There are so many native ads examples of this technique actually working wonders!
For example, what tactic would you choose to promote a Christian dating platform?
As the dynamics of dating in the new urban environment can be very confusing, loyalty is what men who got tired of irresponsible and superficial relationships are looking for in women.
This teaser features an angelic and a little bit nerdy girl combined with a title that offers the solution and works great for social native advertising.
13. “How to” Approach
The “How to” technique also contributes to this widget’s success.
It appeals to our need for improving ourselves, changing our lives, and/or discovering other people’s knowledge and experiences.
You can substitute the “how to” formula with attention-grabbing words that imply rationality, such as “ways”, “methods”, “techniques”, “principles”, “reasons”, “lessons”, and other tempting signs of other people’s expertise that will make you smarter.
Never forget that almost always when you write about “how to”, you can transform your message into “how not to.”
14. Invent Tropes
Copywriters are usually warned not to use metaphors in headlines.
They kinda weaken headlines and make them too vague.
It’s true when metaphors are too complicated.
On the other hand, a graphic and clever trope can turn your title into a work of art.
Don’t underestimate the intellectual ability of your audience.
Metaphors are a key element of the definition of native advertising.
Feel free to invent them, but don’t make them sound too highbrow.
Bonus Tip: Multiple Tactics
Combining approaches is the surest way to compose the best, most powerful ad.
As you can see, in most of these examples, we took advantage of various creative tactics at the time.
Experienced fishermen rarely return home empty-handed, because they often use more than one fishing-rod.
Hook your readers with different types of lures.
Of course, there’s no blueprint for creating a blockbuster widget.
And this article is only a quick look at possible approaches to boost the effectiveness of your native ads.

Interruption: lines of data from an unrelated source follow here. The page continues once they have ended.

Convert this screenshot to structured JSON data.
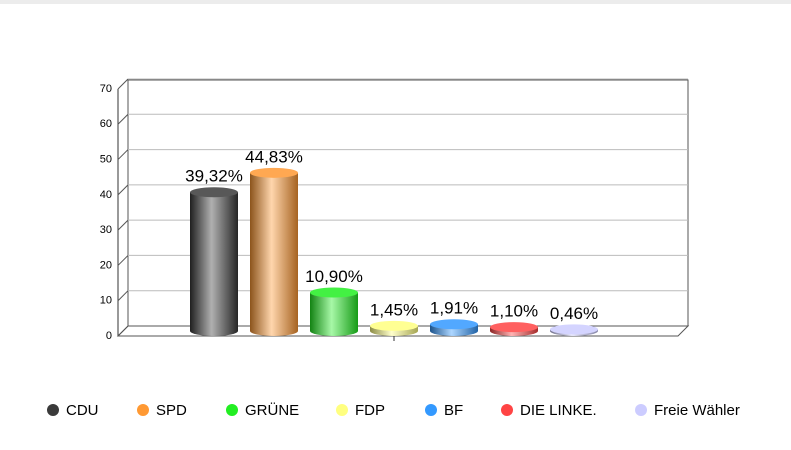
{
  "chart_data": {
    "type": "bar",
    "categories": [
      null
    ],
    "series": [
      {
        "name": "CDU",
        "color": "#3a3a3a",
        "values": [
          39.32
        ],
        "value_labels": [
          "39,32%"
        ]
      },
      {
        "name": "SPD",
        "color": "#ff9933",
        "values": [
          44.83
        ],
        "value_labels": [
          "44,83%"
        ]
      },
      {
        "name": "GRÜNE",
        "color": "#22ee22",
        "values": [
          10.9
        ],
        "value_labels": [
          "10,90%"
        ]
      },
      {
        "name": "FDP",
        "color": "#ffff80",
        "values": [
          1.45
        ],
        "value_labels": [
          "1,45%"
        ]
      },
      {
        "name": "BF",
        "color": "#3399ff",
        "values": [
          1.91
        ],
        "value_labels": [
          "1,91%"
        ]
      },
      {
        "name": "DIE LINKE.",
        "color": "#ff4444",
        "values": [
          1.1
        ],
        "value_labels": [
          "1,10%"
        ]
      },
      {
        "name": "Freie Wähler",
        "color": "#ccccff",
        "values": [
          0.46
        ],
        "value_labels": [
          "0,46%"
        ]
      }
    ],
    "ylim": [
      0,
      70
    ],
    "yticks": [
      0,
      10,
      20,
      30,
      40,
      50,
      60,
      70
    ],
    "grid": true
  }
}
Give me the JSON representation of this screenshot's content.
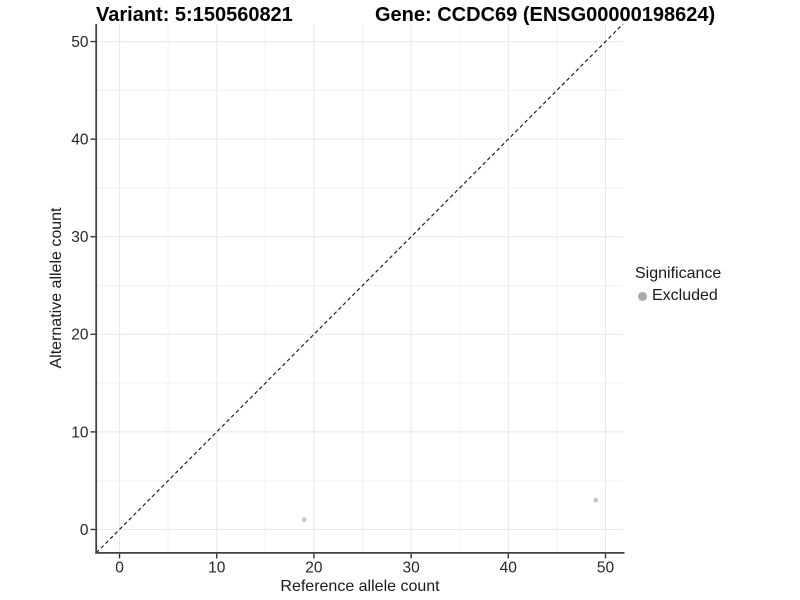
{
  "page": {
    "background": "#ffffff"
  },
  "header": {
    "variant_title": "Variant: 5:150560821",
    "gene_title": "Gene: CCDC69 (ENSG00000198624)"
  },
  "chart_data": {
    "type": "scatter",
    "title": "Variant: 5:150560821 | Gene: CCDC69 (ENSG00000198624)",
    "xlabel": "Reference allele count",
    "ylabel": "Alternative allele count",
    "xlim": [
      -2.4,
      51.8
    ],
    "ylim": [
      -2.4,
      51.8
    ],
    "x_ticks": [
      0,
      10,
      20,
      30,
      40,
      50
    ],
    "y_ticks": [
      0,
      10,
      20,
      30,
      40,
      50
    ],
    "minor_ticks": [
      5,
      15,
      25,
      35,
      45
    ],
    "grid": {
      "show": true,
      "major_color": "#e8e8e8",
      "minor_color": "#f3f3f3"
    },
    "axis_color": "#424242",
    "tick_color": "#333333",
    "tick_label_color": "#262626",
    "reference_line": {
      "style": "dashed",
      "slope": 1,
      "intercept": 0,
      "color": "#1a1a1a",
      "dash": "3.8 2.8"
    },
    "series": [
      {
        "name": "Excluded",
        "color": "#c6c6c6",
        "point_radius": 2.4,
        "points": [
          {
            "x": 19,
            "y": 1
          },
          {
            "x": 49,
            "y": 3
          }
        ]
      }
    ],
    "legend": {
      "title": "Significance",
      "position": "right",
      "entries": [
        {
          "label": "Excluded",
          "color": "#a9a9a9"
        }
      ]
    }
  }
}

But experience is the best teacher when it comes to getting to understand what is a native ad that works wonders.
Experiment with power words, digits, storytelling, superlatives, tropes, how to- and you-strategies in your native content.
Don’t forget to choose the most sincere pictures of people looking at readers or objects.
Trying and mixing these time-tested tactics and inventing your own tricks will give you plenty of choices and define native advertising strategies that work.
And this truly is the surest way to arrive at the best, most powerful ad.